WHAT DO WOMEN WANT?

Am I an angel? Did I survive the fall?/Am I a daughter of Eve/or just nothing at all?

When I was a chunky little 8th grader, one of my classmates was Iggy Stooge's girlfriend. I don't know exactly how long they lasted. By 10th grade it was over, and it was all downhill for her. In the books about him, sometimes she gets in as a footnote. A couple of sentences, a girl without a last name. I heard she became a drunk and died twenty years ago. He was the central thing in her life. She was thirteen. But she was only an event in his. 

I like being a woman, mainly. It's all I've ever been. But I know I could never live on the pier like Angelo did. Even old women got raped or beaten. Unless they let themselves be infested with bugs and get so filthy men are afraid touch them. It's just how the world is. I didn't think it was the slightest bit strange that Betsy was sleeping with the local rockstar who was a grown man. None of us did. She was untouchably cool to me. 

1980.  June. Metropolitan Hospital./“Do you have a boyfriend? Do you let him touch you?”/Lukewarm beer breath, alone in the locker room./Pushed against the wall. Look from above/like you were a bad angel/perched on some dusty locker./A man, dark green pants, light green shirt. Mean fat over his muscles./A woman, a girl maybe. Five foot three, a hundred and ten pounds./Kick. Kick. Kick. She's too close to hit anything/but his knee. He stumbles back. "Little bitch./Nice titties. Are you a dyke?”

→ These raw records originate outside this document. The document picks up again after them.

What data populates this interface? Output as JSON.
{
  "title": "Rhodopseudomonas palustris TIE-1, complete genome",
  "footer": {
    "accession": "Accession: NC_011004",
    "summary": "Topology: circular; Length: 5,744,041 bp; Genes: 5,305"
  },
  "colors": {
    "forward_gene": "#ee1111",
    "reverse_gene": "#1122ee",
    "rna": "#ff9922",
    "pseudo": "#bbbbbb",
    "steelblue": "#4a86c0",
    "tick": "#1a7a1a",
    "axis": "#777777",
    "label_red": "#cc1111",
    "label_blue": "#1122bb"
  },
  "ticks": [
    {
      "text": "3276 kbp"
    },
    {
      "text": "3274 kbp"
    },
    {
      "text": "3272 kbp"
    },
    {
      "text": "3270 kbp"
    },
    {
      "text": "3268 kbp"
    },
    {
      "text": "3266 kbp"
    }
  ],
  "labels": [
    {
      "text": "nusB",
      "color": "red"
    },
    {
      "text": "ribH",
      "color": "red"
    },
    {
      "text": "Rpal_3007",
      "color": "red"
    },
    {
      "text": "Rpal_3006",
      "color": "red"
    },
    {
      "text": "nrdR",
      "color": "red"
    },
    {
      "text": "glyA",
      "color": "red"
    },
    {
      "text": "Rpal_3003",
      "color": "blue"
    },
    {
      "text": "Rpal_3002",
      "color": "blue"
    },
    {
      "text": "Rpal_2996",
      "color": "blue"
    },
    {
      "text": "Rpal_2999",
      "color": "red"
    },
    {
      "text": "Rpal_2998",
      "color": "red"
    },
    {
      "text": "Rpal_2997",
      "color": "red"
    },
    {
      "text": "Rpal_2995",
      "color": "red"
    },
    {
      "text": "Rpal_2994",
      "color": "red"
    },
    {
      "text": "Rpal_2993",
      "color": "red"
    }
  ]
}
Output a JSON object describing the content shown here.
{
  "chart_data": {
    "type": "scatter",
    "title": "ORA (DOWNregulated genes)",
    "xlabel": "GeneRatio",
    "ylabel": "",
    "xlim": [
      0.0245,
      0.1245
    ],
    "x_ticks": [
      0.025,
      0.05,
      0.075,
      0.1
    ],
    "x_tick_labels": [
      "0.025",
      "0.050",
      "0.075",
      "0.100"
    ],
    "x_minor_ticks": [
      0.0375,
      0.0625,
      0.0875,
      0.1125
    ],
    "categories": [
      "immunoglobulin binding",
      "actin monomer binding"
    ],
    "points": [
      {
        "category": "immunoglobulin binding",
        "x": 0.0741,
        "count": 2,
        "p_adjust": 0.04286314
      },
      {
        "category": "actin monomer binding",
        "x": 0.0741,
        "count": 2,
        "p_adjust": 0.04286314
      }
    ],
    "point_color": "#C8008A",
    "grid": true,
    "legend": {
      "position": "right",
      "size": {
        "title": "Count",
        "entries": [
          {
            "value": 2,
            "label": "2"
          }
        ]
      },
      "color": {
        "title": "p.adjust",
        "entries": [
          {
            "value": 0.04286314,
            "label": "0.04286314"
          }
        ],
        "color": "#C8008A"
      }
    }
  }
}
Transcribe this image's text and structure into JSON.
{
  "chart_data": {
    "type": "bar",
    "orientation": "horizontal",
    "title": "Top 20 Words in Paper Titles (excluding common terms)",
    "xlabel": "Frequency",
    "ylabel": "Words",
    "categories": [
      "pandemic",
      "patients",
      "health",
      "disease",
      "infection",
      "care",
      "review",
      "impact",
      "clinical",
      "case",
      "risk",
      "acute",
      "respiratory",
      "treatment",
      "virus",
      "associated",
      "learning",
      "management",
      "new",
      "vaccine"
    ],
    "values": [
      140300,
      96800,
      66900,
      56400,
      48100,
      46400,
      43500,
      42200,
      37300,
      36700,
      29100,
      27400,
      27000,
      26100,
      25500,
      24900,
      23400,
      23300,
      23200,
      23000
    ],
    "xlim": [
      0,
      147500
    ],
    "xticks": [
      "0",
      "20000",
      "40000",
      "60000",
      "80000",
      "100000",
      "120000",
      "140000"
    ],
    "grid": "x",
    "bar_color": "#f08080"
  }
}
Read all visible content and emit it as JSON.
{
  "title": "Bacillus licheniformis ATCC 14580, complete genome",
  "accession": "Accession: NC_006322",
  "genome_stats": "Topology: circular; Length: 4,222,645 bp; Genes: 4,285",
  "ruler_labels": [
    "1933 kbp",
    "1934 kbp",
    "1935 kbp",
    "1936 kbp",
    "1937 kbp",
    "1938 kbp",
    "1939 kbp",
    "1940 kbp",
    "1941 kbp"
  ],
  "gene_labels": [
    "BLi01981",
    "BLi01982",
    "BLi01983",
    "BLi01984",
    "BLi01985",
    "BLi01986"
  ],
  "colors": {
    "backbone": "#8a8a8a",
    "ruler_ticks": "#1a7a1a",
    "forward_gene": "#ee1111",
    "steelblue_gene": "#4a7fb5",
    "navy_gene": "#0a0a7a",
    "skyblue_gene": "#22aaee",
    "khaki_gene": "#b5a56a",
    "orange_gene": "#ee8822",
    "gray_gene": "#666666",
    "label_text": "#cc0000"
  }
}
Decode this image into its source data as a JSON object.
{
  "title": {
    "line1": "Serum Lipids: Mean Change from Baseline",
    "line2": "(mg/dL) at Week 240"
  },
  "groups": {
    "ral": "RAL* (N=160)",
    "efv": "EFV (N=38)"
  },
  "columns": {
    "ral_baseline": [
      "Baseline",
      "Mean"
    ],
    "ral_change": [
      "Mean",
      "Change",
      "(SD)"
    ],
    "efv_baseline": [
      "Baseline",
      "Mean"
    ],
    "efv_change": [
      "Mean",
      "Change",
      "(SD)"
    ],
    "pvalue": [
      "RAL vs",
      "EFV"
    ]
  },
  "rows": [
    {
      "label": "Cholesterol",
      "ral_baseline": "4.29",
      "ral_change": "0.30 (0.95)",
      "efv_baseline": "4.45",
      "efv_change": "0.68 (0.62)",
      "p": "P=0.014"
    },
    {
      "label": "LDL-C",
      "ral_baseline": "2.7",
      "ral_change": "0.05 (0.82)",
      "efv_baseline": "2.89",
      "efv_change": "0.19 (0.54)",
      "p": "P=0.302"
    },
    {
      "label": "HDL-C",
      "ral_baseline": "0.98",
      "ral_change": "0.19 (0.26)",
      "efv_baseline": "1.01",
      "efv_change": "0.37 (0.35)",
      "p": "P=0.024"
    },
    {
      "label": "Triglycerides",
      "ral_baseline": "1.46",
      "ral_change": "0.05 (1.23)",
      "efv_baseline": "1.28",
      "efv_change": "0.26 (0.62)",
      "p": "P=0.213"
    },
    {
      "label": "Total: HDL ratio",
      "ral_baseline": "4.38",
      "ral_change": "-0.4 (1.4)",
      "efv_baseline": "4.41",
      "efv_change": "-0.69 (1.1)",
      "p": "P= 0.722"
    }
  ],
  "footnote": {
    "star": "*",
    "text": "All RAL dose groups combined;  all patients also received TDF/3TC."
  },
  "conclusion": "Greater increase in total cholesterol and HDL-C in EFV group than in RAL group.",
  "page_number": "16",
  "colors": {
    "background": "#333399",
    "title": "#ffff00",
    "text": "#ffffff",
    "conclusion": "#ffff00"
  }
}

Sometimes people ask me what it was like to be a woman on the ambulance back then. It was such a different time. A lot of my friends in the East Village were topless dancers. That wasn’t some prestigious job, owning your female power. It was half a step up from being a whore. There was no such thing as manspreading or mansplaining. We lived in a men’s world. I remember someone saying to me, “The street rubs off on you. You don’t rub off on the street.”

Better keep her mouth shut. No one wants to work with her anyway./There's no women around here./Just EMS sluts, EMS dykes, and EMS mamas./You're too young to be a mama. So which one are you?

I didn’t feel defeated. Or powerless. I felt strong for being one of the few women on the ambulance. But it wasn’t my world. So I had to learn the rules.

Good thing she's not at Bellevue. Manhattan Command./Flagship of the EMS system./The Boro Chief there makes the females give him blow jobs./If they refuse, off they go to midnights in Bed-Stuy.

That’s true. A lot of things that were true, people say to me, “How could you let that happen?” Here’s how. He had a hook. My shop steward told me they had sent in a woman with a wire, and recorded a tape of him harassing her. But it didn’t matter. He never even got disciplined, except once he was bounced to the Bronx for a month.

Well well well. That she is me./In my brave new life as a genuine certified paramedic./If I had kids I'd qualify for food stamps on my salary./My lieutenant, a sweet, very elderly black man named Mr. Bailey/tries to take care of me. "How are things going?/Are the men treating you well?”/I can't tell him./The only thing worse than a slut or a dyke is a rat.

It sounds scary and grim when I talk about it, but it really wasn’t. There were a lot more good things than bad. I wouldn’t have stayed if there weren’t. I still look back on those days as fun. I guess partly because I made it out, walked that tightrope and got to the other side. It was such a strange, compelling world. The heart of the dark city. Every night, something new happened. Something I’d never seen before. And I got to be a part of it.

When he notices I'm not shining my shoes/Mr. Bailey makes a shoeshine box shaped like an ambulance/and fills it with brushes and polish. /"I love to do little projects," he explains/ "Anytime you want to use this, just come on in./It's for all of you."

He puts me with Bob and Goody./Goody says, "I love working with women./Why, my best partner was a woman./Miss Somebody-or-other. She's retired now./She used all her savings to open up a numbers parlor/for elderly people, right here in Harlem.”/He beams at me. Well, not exactly beams./Bares his teeth and crinkles his eyes.

Old Miss Whatever-her-name-was made less than me./How could she possibly have saved any money?/She was a mama. She wore a skirt to work/And had been thrown out of some other hospital department./Just like Goody.